念力放火能力(パイロキネシス)という「超能力」を持って生まれた、青木淳子という女性が主人公です。
2段組のページ装丁の本で、2冊という長いお話です。
京極夏彦さんの本のように分厚くても1冊に装丁して欲しかった気もしますが…。
「超能力」というものへの現実の存在のあるなしはとりあえず忘れて、念力放火能力(パイロキネシス)という能力が出てきます。
この念力放火能力(パイロキネシス)というのは、思い描くだけで火を操ることができる、という超能力の事だそうです。
火力はすさまじく、人間を焼き殺すことなど造作もないほどの熱量のようです。
個人的には超能力だとかオカルトだとか、そういうジャンルのものは信じないのですが、このお話に関してはすごく楽しめました。

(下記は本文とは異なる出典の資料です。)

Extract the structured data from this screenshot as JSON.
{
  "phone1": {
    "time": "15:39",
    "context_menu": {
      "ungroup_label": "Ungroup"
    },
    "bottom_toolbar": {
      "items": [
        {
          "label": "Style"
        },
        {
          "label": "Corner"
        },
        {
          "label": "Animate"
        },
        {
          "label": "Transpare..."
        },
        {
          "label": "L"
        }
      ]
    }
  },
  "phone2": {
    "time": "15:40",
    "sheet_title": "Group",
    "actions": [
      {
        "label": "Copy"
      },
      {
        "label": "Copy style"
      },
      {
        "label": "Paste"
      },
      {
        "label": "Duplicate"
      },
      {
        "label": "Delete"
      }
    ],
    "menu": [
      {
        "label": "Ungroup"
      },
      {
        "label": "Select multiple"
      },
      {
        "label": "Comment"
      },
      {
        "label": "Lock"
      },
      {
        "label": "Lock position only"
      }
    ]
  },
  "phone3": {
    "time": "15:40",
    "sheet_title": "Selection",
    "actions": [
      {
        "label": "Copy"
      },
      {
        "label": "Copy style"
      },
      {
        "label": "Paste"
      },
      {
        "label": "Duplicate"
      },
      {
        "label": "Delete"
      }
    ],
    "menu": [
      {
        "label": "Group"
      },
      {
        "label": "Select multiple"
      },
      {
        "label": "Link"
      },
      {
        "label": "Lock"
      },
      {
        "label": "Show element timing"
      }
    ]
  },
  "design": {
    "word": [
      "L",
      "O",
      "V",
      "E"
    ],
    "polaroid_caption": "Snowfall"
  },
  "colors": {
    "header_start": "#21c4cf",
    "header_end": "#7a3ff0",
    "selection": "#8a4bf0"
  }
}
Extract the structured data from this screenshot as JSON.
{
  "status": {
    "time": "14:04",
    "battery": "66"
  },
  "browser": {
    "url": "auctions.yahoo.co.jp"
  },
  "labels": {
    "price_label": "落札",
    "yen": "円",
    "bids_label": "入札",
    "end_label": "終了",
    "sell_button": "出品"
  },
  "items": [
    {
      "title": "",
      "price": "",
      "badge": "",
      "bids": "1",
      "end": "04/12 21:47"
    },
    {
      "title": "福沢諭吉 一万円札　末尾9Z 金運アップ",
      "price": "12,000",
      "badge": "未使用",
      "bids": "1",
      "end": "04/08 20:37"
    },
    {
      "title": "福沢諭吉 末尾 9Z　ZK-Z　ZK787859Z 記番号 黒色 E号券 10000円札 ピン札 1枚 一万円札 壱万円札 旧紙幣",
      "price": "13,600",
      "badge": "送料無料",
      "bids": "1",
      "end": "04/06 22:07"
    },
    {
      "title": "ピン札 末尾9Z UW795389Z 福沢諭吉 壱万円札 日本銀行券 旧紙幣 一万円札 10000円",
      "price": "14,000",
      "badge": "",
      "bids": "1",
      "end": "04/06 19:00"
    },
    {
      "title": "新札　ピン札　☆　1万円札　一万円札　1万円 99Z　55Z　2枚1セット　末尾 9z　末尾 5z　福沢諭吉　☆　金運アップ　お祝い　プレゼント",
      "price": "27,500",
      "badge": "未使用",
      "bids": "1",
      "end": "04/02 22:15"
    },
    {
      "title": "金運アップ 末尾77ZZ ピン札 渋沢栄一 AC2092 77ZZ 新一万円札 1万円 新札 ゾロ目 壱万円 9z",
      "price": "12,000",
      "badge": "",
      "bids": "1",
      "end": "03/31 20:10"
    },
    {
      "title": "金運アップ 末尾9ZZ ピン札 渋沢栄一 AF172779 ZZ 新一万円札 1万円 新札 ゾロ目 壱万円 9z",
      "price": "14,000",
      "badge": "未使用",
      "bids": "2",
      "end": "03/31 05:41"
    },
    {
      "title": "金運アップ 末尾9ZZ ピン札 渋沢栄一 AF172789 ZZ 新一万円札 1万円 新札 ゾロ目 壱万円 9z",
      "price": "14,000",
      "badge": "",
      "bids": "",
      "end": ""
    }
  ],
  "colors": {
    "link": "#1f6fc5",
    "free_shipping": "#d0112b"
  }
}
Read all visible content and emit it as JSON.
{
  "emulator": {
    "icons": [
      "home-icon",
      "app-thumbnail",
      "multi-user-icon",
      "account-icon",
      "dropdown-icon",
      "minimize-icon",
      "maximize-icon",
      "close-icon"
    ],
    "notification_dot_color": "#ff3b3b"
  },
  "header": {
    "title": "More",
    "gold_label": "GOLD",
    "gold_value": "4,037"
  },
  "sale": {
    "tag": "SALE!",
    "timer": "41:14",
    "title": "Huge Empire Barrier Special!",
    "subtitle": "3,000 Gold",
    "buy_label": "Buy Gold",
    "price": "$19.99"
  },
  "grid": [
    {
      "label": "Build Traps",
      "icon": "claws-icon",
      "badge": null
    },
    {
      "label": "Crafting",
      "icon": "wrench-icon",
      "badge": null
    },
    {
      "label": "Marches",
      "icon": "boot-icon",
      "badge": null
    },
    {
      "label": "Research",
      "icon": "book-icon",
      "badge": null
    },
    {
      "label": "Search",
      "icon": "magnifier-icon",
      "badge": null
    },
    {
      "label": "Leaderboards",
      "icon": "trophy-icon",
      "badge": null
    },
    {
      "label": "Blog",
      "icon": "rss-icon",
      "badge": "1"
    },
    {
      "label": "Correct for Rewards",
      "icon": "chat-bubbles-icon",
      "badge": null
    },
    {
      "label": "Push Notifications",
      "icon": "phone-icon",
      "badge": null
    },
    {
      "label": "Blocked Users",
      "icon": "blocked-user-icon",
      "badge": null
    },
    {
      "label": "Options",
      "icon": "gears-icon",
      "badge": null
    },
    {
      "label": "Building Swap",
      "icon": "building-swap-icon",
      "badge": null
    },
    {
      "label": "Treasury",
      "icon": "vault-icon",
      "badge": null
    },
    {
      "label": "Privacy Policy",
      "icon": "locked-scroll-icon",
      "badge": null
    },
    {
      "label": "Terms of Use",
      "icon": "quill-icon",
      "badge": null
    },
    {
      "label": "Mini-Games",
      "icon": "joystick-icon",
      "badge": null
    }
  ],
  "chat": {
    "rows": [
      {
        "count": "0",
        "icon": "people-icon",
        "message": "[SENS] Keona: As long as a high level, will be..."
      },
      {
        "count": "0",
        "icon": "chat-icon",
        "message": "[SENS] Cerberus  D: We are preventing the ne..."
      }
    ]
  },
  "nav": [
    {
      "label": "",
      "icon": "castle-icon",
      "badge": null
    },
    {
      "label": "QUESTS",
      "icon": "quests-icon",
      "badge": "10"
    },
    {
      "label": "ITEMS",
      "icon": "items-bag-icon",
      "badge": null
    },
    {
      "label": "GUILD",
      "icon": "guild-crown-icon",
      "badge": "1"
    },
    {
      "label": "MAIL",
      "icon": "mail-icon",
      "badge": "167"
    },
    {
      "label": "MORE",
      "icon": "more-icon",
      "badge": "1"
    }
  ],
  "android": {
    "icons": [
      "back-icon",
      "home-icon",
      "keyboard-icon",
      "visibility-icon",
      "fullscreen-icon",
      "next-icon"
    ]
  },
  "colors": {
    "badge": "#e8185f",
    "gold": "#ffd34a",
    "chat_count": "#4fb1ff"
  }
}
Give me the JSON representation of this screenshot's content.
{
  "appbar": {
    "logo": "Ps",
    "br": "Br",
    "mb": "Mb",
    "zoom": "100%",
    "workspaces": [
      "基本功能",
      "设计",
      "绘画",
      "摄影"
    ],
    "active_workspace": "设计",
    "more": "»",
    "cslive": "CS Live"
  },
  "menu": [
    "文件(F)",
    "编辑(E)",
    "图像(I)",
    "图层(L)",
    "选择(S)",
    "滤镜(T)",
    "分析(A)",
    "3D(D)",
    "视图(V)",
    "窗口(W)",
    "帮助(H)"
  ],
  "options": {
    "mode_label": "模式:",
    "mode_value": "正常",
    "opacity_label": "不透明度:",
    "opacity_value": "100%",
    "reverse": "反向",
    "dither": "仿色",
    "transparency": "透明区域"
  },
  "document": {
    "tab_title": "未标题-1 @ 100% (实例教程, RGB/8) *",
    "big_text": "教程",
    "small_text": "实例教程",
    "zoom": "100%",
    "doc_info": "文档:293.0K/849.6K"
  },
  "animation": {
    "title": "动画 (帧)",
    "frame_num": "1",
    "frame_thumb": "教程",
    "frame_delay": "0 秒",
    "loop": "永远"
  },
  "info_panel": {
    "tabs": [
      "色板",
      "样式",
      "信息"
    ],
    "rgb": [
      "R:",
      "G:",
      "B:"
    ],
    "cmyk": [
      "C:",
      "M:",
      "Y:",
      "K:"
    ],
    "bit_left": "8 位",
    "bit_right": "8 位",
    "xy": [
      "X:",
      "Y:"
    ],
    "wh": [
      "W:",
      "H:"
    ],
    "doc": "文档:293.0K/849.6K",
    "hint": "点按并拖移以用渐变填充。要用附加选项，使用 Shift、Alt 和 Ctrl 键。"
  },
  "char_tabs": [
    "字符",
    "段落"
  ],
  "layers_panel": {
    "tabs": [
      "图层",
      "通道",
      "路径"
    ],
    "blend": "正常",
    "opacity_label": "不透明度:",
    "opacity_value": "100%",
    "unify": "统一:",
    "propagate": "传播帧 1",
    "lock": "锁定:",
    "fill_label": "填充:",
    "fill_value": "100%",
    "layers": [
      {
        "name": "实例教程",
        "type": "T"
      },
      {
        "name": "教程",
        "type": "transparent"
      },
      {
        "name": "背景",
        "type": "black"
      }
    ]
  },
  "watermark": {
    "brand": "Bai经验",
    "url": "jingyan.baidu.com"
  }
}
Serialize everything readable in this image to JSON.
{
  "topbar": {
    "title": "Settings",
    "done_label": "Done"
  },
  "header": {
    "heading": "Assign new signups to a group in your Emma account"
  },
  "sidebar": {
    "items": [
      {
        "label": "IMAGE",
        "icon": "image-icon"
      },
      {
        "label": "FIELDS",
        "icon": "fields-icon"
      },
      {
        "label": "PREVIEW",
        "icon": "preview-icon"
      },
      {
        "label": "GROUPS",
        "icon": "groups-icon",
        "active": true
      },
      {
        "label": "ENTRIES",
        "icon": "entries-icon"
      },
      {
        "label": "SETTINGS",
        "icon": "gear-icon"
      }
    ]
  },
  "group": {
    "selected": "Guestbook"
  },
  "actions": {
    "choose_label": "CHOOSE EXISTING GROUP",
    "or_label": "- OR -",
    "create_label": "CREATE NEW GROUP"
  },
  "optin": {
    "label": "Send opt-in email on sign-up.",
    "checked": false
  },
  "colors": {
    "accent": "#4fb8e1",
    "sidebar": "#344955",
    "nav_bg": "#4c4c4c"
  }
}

適度なナゾとサスペンスが散りばめられていて、楽しく読み進めていくことができます。
淳子は自分の事を「装填された銃」として、法によって裁かれない悪を滅ぼすべく、日々を生きていきます。
そんな中、「ガーディアン」なる怪しげな団体が登場し…。
何が「悪」で、何が「正義」なのかについて考えさせられます。
このお話は【鳩笛草】の続編になるものです。
【RPG】にも出てくる警視庁の刑事・石津ちか子や、パイロキネシスの実在を唱える牧原刑事などなど、脇役の描き方も秀逸です。
このお話、映像化されています。キャストなどはこちら。
淳子役の矢田亜希子も良かったのですが、石津ちか子役の桃井かおりが良い味を出しておりました。
CGがちょっとしょぼかったり、いろんな意味でちょっと一昔前の気配が漂っておりました…。
しかしながら、原作を詳しく知らなくとも楽しめる映画でありました。
勧善懲悪ものに飽きてきている方、超能力に興味がある方、宮部みゆきさんのファンの方におすすめです。